Enfin, les députés insistent point par point sur les efforts à accomplir ponctuellement dans chacun des pays de la zone en insistant sur la cohérence des actions menées tant sur le plan international qu’avec l’UE, en insistant sur la visibilité de l’action de l’UE dans ce contexte.

  • Soudan et Soudan du Sud :  les députés réclament : i) des mesures pour renforcer le cadre national et international en matière de droits de l'homme dans ces deux entités, ii) l’application effective du moratoire sur les exécutions dans la perspective de l'abolition de la peine de mort ; iii) la fin des abus commis par les forces armées dans le cadre du processus de démilitarisation ; iv) la mise en place d’une approche commune pour assurer la protection des civils au Darfour, au Kordofan-du-Sud et au Nil-Bleu; v) l’arrêt de toute forme de soutien à tout groupe armé qui ne serait par l’armée régulière dans ces pays ;
  • Somalie : se réjouissant de la transition en Somalie, les députés appellent les acteurs politiques de ce pays à garantir la formation d'institutions de gouvernance inclusives reposant sur des bases larges, de stabilisation, de respect de l'état de droit et de bonne gouvernance, de redressement économique, de renforcement de la paix et de réconciliation. Ils demandent également à la Haute représentante et au RSUE pour la Corne de l'Afrique, de procéder à un examen critique du processus de paix de Djibouti et d'envisager le déploiement d'une équipe de médiateurs. Ils demandent également la mise en place d'une force de police responsable, transparente et intégrée afin de permettre au nouveau gouvernement de bénéficier de la confiance de la population et de structures économiques solides. Ils appellent en outre à la mise en place d’une exploitation efficace du pétrole et du gaz dans cette région.
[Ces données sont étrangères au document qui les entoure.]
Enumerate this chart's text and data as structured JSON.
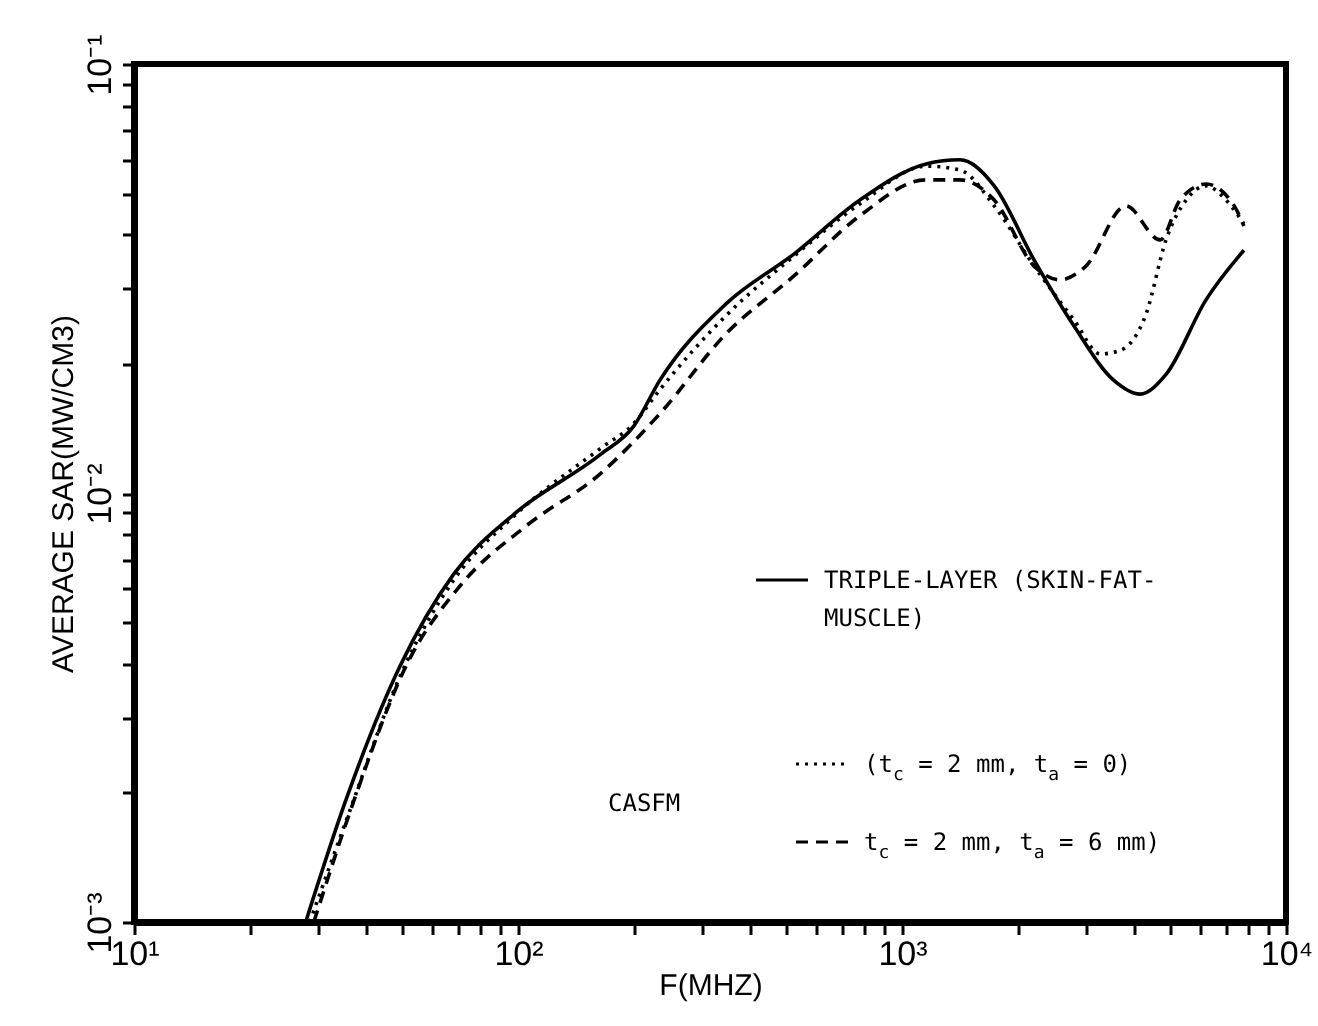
{
  "chart_data": {
    "type": "line",
    "xlabel": "F(MHZ)",
    "ylabel": "AVERAGE SAR(MW/CM3)",
    "log": "xy",
    "grid": false,
    "legend": "bottom right",
    "marker": "none",
    "xlim": [
      10,
      10000
    ],
    "ylim": [
      0.001,
      0.1
    ],
    "xticks": [
      {
        "value": 10,
        "label": "10¹"
      },
      {
        "value": 20,
        "label": null
      },
      {
        "value": 30,
        "label": null
      },
      {
        "value": 40,
        "label": null
      },
      {
        "value": 50,
        "label": null
      },
      {
        "value": 60,
        "label": null
      },
      {
        "value": 70,
        "label": null
      },
      {
        "value": 80,
        "label": null
      },
      {
        "value": 90,
        "label": null
      },
      {
        "value": 100,
        "label": "10²"
      },
      {
        "value": 200,
        "label": null
      },
      {
        "value": 300,
        "label": null
      },
      {
        "value": 400,
        "label": null
      },
      {
        "value": 500,
        "label": null
      },
      {
        "value": 600,
        "label": null
      },
      {
        "value": 700,
        "label": null
      },
      {
        "value": 800,
        "label": null
      },
      {
        "value": 900,
        "label": null
      },
      {
        "value": 1000,
        "label": "10³"
      },
      {
        "value": 2000,
        "label": null
      },
      {
        "value": 3000,
        "label": null
      },
      {
        "value": 4000,
        "label": null
      },
      {
        "value": 5000,
        "label": null
      },
      {
        "value": 6000,
        "label": null
      },
      {
        "value": 7000,
        "label": null
      },
      {
        "value": 8000,
        "label": null
      },
      {
        "value": 9000,
        "label": null
      },
      {
        "value": 10000,
        "label": "10⁴"
      }
    ],
    "yticks": [
      {
        "value": 0.001,
        "label": "10⁻³"
      },
      {
        "value": 0.002,
        "label": null
      },
      {
        "value": 0.003,
        "label": null
      },
      {
        "value": 0.004,
        "label": null
      },
      {
        "value": 0.005,
        "label": null
      },
      {
        "value": 0.006,
        "label": null
      },
      {
        "value": 0.007,
        "label": null
      },
      {
        "value": 0.008,
        "label": null
      },
      {
        "value": 0.009,
        "label": null
      },
      {
        "value": 0.01,
        "label": "10⁻²"
      },
      {
        "value": 0.02,
        "label": null
      },
      {
        "value": 0.03,
        "label": null
      },
      {
        "value": 0.04,
        "label": null
      },
      {
        "value": 0.05,
        "label": null
      },
      {
        "value": 0.06,
        "label": null
      },
      {
        "value": 0.07,
        "label": null
      },
      {
        "value": 0.08,
        "label": null
      },
      {
        "value": 0.09,
        "label": null
      },
      {
        "value": 0.1,
        "label": "10⁻¹"
      }
    ],
    "annotations": [
      "CASFM"
    ],
    "series": [
      {
        "name": "TRIPLE-LAYER (SKIN-FAT-MUSCLE)",
        "color": "#000000",
        "line_style": "solid",
        "x": [
          28,
          35.6,
          49.3,
          68,
          97.7,
          164,
          200,
          234,
          348,
          524,
          777,
          1155,
          1416,
          1738,
          2209,
          2805,
          3563,
          4168,
          4870,
          6190,
          7770
        ],
        "values": [
          0.001,
          0.00192,
          0.00395,
          0.00647,
          0.00893,
          0.0123,
          0.0143,
          0.0183,
          0.0276,
          0.0361,
          0.0482,
          0.0585,
          0.0598,
          0.052,
          0.0349,
          0.0245,
          0.0183,
          0.017,
          0.0189,
          0.0282,
          0.0368
        ]
      },
      {
        "name": "(t$_{c}$ = 2 mm, t$_{a}$ = 0)",
        "color": "#000000",
        "line_style": "dotted",
        "x": [
          28.7,
          36.5,
          49.3,
          68,
          97.7,
          164,
          200,
          234,
          348,
          524,
          777,
          1155,
          1416,
          1738,
          2209,
          2805,
          3282,
          3700,
          4318,
          4870,
          5495,
          6190,
          6980,
          7770
        ],
        "values": [
          0.001,
          0.00182,
          0.00374,
          0.00627,
          0.00884,
          0.0127,
          0.0145,
          0.0174,
          0.0259,
          0.0357,
          0.0472,
          0.0578,
          0.0566,
          0.0467,
          0.0338,
          0.0253,
          0.0211,
          0.0215,
          0.0261,
          0.0389,
          0.0482,
          0.052,
          0.0482,
          0.0424
        ]
      },
      {
        "name": "t$_{c}$ = 2 mm, t$_{a}$ = 6 mm)",
        "color": "#000000",
        "line_style": "dashed",
        "x": [
          29.4,
          37.4,
          51.1,
          70.6,
          105,
          164,
          234,
          348,
          524,
          777,
          1155,
          1416,
          1738,
          2209,
          2576,
          3013,
          3828,
          4700,
          5296,
          6190,
          7330,
          7770
        ],
        "values": [
          0.001,
          0.00192,
          0.00395,
          0.00607,
          0.00838,
          0.0111,
          0.0153,
          0.0235,
          0.0321,
          0.0443,
          0.0537,
          0.0537,
          0.0482,
          0.0338,
          0.0314,
          0.0338,
          0.0467,
          0.0389,
          0.0482,
          0.0525,
          0.0467,
          0.0419
        ]
      }
    ]
  }
}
D’autres actions sont réclamées pour apporter un soutien aux autorités légitimes et démocratiques de ce pays en prenant l’exemple favorable du Somaliland, afin de créer un État fédéral somalien durable, stable et prospère;
  • Éthiopie et Érythrée : en ce qui concerne enfin ces deux pays aux transitions démocratiques fragiles, les députés appellent à plus de dialogue, y compris entre ces deux pays afin d'aborder les questions frontalières de manière efficiente. Ils soulignent que toute aide de l'Union européenne devrait poursuivre un engagement, notamment de la part des autorités érythréennes, à faciliter une transition démocratique et à créer les conditions d'une amélioration de la situation des droits de l'homme dans le pays. Dans ce contexte, les députés demandent la libération immédiate de tous les prisonniers politiques, dont le journaliste Dawit Isaac détenu sans procès depuis plus de 4.000 jours.